Wondering what we are talking about? The Ministry of Corporate Affairs (MCA) has disqualified over  3,09,619 directors and struck off approximately 2,24,733 companies for (a) non-filing of financial statements and annual returns for a period of 3 consecutive years, or (b) remaining inactive for a period of 2 consecutive years, without obtaining “dormant” status.

Such was the stringent action taken by Ministry of Corporate Affairs (MCA), that no opportunity was granted to either the director or the defaulting company to make a representation or rectify the non compliance.

However, effective January 1, 2018, the Ministry of Corporate Affairs (MCA) has introduced the Condonation of Delay Scheme, 2018, granting an opportunity to companies that have not filed their financial statements and annual returns in the past to do so by April 30, 2018.

We have summarized the key issues in this regard:

  1. Which filings does the Condonation of Delay Scheme, 2018 introduced by the Ministry of Corporate Affairs (MCA) apply to?

The Condonation of Delay Scheme, 2018 applies to all the companies that have not filed the following documents, for 1 or more financial year:

  • Annual Returns
  • Financial Statement
  • Profit and Loss Account
  • Compliance Certificate
  • Intimation of appointment of auditors
  1. Which companies are eligible to apply for condonation under Condonation of Delay Scheme, 2018?

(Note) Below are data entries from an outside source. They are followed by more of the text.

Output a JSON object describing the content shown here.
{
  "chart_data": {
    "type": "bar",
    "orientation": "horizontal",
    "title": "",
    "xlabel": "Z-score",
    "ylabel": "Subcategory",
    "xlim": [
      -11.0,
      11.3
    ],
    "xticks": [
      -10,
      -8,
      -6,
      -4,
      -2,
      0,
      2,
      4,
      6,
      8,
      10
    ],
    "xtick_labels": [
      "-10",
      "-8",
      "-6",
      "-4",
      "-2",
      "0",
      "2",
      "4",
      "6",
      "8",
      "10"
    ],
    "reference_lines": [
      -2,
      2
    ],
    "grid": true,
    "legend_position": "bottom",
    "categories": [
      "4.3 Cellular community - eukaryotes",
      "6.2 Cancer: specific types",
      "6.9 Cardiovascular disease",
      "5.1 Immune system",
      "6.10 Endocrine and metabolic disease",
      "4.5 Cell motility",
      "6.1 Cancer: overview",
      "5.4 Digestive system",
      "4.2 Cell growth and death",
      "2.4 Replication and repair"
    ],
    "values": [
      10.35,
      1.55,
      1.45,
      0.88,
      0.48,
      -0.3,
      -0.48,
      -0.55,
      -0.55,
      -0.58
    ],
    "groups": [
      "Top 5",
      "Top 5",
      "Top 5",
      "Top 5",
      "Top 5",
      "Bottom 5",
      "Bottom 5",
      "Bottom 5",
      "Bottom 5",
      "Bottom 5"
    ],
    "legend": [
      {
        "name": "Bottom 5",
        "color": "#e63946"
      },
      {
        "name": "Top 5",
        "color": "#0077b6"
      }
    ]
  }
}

The Companies that have not filed their Financial Statement and Annual Returns (including the documents listed in 1 above), for 1 or more financial year/s.

  1. What is the recourse available to a director disqualified because the company in which he is a director has not filed Annual Returns?

The Condonation of Delay Scheme, 2018 provides for temporary reactivation of the Director Identification Number (DIN) of the directors automatically from January 12, 2018 till April 30, 2018. This is to allow the defaulting companies to update their filings. In the event, the defaulting companies do not update their pending annual filings on or before April 30, 2018, then the DIN of director of such defaulting companies shall be permanently deactivated.

  1. What is the procedure to be followed for applying for condonation under the Condonation of Delay Scheme, 2018?
  • Check if the DIN of at least one of the directors of the defaulting company is active.
  • File all pending annual returns of such defaulting company, by paying the prescribed statutory filing fees along with applicable additional fees, for delayed filings.
  • Application for condonation of delay in form e-CODS2018 to be filed by the defaulting company along with a fee of INR 30,000/-, before April 30, 2018.
  1. Is there any additional fees payable under the Condonation of Delay Scheme, 2018?

As indicated in 4 above, a fee of INR 30,000/- will have to be paid for filing form under Condonation of Delay Scheme, 2018 to the Registrar of Companies.

  1. When can the application for condonation under Condonation of Delay Scheme, 2018 be filed?

The Ministry of Corporate Affairs (MCA) is yet to notify the form e-CODS2018, which will be available only after February 20, 2018. Therefore, the application for compounding under Condonation of Delay Scheme, 2018 can be made only after February 20, 2018. However, in the meantime, the defaulting company can complete the process of updating the backlog of annual filings.

  1. What is the recourse available to companies whose names have been struck off?

In the event of defaulting companies whose names have been removed from the register of companies, for failure to file returns for a consecutive period of 3 years, an application will have to be made by them to the NCLT, for revival of the company.